A “single” construct should be treated as if it were a “sections” construct consisting of one section.
Language Support
Full CrayPat API support is provided for C and Fortran code. Partial CrayPAT API support is provided for Python code.
For C, C++, and Fortran code, include files may be located in $CRAYPAT_ROOT/include/pat_api* after the **perftools-base* module is loaded. If working in C, the header file _pat_api.h_ must be included in the C source code. If working in Fortran 90, the header file pat_apif.h must be included in the Fortran source code. In all other versions of Fortran, the header file pat_apif77.h must be incorporated in the Fortran source code.
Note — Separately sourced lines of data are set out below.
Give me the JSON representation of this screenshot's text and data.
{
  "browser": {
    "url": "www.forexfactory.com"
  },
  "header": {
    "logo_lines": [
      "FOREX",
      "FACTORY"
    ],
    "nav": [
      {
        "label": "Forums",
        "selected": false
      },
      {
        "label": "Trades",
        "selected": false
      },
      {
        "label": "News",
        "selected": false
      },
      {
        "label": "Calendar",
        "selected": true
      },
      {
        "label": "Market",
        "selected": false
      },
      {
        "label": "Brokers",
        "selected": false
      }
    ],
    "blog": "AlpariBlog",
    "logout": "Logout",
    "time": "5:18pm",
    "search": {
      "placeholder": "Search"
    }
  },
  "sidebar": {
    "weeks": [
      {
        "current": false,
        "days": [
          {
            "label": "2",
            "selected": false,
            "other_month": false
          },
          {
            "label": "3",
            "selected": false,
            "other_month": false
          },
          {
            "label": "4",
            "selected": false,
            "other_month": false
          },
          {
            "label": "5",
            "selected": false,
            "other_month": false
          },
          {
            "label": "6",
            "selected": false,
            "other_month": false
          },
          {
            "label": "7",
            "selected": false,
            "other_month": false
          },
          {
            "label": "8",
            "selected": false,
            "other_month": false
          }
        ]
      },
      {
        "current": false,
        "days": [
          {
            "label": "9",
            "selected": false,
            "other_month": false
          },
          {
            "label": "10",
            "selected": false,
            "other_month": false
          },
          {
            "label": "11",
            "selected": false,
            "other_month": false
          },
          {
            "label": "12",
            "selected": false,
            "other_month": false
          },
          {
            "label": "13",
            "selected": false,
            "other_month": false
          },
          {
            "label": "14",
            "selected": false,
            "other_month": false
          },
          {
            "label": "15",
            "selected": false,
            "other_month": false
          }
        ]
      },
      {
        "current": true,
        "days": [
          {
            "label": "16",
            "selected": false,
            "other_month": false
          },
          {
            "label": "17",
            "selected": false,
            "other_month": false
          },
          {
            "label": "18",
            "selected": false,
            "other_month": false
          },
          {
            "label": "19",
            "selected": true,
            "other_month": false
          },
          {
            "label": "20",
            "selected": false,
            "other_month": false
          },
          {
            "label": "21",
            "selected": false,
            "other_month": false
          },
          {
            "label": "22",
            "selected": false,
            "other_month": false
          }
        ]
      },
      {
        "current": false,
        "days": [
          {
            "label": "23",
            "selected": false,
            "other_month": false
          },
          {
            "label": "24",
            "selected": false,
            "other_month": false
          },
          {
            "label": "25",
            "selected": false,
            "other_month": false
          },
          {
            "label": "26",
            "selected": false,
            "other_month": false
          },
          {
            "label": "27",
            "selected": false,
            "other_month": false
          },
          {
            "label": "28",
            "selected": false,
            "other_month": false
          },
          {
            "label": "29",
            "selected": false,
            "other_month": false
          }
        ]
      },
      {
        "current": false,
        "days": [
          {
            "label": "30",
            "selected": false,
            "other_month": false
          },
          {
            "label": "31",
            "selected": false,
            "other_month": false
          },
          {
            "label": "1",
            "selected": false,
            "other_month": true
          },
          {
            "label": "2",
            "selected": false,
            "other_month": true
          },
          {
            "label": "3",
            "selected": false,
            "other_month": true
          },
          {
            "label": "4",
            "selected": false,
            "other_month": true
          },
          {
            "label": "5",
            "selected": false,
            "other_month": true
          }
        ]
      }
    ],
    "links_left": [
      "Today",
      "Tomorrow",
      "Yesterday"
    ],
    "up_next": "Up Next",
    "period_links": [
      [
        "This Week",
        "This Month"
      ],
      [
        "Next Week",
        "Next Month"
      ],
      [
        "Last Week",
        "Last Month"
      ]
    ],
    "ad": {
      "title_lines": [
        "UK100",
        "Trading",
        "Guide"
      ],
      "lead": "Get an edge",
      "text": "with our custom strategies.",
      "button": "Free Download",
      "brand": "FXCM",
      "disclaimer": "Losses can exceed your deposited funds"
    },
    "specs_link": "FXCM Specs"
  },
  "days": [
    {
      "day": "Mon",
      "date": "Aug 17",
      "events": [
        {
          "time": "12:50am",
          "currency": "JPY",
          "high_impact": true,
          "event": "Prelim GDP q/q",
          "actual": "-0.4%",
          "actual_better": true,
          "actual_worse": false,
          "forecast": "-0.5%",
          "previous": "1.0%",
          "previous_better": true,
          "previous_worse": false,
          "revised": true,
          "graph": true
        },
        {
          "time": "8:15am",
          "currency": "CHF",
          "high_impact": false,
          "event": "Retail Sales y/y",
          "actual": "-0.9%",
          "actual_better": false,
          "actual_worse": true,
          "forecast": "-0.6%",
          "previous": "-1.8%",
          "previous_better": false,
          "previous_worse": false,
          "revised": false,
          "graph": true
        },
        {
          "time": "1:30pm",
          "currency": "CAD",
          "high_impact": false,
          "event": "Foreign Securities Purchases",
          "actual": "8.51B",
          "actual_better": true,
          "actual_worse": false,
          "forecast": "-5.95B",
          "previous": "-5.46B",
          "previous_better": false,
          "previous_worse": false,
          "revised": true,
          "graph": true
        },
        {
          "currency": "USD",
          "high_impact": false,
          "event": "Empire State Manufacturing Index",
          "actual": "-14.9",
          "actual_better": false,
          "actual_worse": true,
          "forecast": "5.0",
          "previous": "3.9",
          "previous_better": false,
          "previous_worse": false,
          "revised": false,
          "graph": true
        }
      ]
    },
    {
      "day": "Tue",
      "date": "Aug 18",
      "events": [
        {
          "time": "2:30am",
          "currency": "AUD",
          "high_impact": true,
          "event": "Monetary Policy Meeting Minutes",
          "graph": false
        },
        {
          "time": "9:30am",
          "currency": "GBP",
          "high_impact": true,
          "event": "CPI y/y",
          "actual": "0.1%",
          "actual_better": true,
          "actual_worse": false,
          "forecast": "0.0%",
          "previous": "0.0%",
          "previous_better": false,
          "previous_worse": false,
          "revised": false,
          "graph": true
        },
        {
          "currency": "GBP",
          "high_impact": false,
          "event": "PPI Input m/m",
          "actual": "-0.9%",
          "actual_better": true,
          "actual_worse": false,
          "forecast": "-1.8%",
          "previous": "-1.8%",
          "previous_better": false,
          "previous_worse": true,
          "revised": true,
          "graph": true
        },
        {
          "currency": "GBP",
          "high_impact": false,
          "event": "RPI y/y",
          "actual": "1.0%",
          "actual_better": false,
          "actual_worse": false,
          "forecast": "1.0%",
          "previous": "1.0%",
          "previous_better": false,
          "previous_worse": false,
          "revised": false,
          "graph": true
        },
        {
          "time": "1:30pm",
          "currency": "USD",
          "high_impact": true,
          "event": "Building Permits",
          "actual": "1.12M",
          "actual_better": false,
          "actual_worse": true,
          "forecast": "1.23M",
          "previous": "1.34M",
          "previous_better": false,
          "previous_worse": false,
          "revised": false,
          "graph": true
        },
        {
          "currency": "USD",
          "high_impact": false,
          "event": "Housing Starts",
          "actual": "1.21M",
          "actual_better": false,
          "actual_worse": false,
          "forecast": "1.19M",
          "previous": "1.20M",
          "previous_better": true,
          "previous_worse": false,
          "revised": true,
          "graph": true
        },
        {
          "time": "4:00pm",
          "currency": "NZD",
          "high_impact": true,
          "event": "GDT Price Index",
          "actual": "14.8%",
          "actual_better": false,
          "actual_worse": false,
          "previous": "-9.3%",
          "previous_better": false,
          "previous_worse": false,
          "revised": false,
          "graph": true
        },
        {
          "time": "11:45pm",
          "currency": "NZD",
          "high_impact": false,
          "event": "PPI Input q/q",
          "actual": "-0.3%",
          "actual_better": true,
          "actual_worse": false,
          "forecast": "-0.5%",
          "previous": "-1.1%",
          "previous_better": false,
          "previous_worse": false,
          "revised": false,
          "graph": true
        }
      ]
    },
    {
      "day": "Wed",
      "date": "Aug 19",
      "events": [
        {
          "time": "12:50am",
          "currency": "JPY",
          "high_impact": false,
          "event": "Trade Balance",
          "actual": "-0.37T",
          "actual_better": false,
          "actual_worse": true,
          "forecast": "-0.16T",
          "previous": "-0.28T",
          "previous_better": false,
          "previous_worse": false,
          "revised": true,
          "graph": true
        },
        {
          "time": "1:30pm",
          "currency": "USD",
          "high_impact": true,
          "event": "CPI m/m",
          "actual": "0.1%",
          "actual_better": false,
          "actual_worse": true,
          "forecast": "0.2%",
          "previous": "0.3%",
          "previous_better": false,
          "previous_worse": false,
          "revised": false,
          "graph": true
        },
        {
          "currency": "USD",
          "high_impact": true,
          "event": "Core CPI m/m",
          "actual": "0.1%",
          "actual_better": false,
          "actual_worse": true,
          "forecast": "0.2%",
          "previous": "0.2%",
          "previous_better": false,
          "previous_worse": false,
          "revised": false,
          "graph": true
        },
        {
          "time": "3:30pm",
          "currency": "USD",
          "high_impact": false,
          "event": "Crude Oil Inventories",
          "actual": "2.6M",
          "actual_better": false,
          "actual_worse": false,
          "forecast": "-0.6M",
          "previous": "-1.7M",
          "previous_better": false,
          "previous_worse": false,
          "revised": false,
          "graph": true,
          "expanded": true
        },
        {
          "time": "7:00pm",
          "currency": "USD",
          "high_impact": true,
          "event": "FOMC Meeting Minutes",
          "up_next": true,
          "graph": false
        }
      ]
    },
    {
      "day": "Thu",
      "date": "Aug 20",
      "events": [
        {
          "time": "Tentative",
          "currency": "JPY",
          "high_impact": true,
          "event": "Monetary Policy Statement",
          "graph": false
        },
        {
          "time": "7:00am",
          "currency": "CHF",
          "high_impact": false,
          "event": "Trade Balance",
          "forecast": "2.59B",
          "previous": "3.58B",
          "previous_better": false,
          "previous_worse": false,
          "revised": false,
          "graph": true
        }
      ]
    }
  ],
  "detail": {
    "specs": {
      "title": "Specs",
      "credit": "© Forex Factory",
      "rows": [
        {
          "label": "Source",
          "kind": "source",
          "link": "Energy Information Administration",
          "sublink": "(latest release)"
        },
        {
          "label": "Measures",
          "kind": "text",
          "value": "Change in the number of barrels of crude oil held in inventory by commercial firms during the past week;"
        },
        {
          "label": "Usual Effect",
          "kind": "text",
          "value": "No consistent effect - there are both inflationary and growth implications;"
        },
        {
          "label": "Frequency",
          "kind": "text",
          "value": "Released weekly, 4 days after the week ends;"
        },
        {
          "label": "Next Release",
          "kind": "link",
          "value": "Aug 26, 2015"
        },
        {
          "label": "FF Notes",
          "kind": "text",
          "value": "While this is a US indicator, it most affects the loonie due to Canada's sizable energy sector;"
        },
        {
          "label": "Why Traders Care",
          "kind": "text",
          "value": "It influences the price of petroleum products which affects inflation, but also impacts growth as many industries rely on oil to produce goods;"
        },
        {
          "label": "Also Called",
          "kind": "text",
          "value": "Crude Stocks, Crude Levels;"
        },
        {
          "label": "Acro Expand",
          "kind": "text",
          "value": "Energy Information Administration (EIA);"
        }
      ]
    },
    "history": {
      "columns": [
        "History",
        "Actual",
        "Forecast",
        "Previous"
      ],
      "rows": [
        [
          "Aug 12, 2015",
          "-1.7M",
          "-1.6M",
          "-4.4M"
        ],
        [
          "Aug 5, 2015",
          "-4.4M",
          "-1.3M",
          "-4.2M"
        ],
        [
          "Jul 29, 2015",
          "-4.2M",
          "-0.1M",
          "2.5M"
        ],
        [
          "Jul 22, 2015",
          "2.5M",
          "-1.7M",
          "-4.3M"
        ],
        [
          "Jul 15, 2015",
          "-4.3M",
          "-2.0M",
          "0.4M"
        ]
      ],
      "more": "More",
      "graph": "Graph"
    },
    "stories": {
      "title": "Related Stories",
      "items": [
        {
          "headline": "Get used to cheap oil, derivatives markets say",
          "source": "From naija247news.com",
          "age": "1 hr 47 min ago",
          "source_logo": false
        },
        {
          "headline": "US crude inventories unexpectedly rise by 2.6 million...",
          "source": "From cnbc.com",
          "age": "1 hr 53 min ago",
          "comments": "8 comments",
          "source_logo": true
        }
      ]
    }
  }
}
Note: The Fortran header file pat_apif.h can be used only with compilers that accept Fortran 90 constructs such as new-style declarations and interface blocks. The other Fortran header file, pat_apif77.h, is for use with compilers that do not accept such constructs.
For Python code, import pat_api to expose the CrayPat API. To see which API functions are supported, load the perftools-base module and see $CRAYPAT_ROOT/libexec64/pat_api/__init__.py.
SEE ALSO
intro_craypat(1), pat_build(1), pat_help(1), pat_report(1), pat_run(1),
perftools-base(4), perftools-preload(4)
accpc(5), cray_pm(5), cray_rapl(5), hwpc(5), cray_cassini(5), uncore(5), papi_counters(5)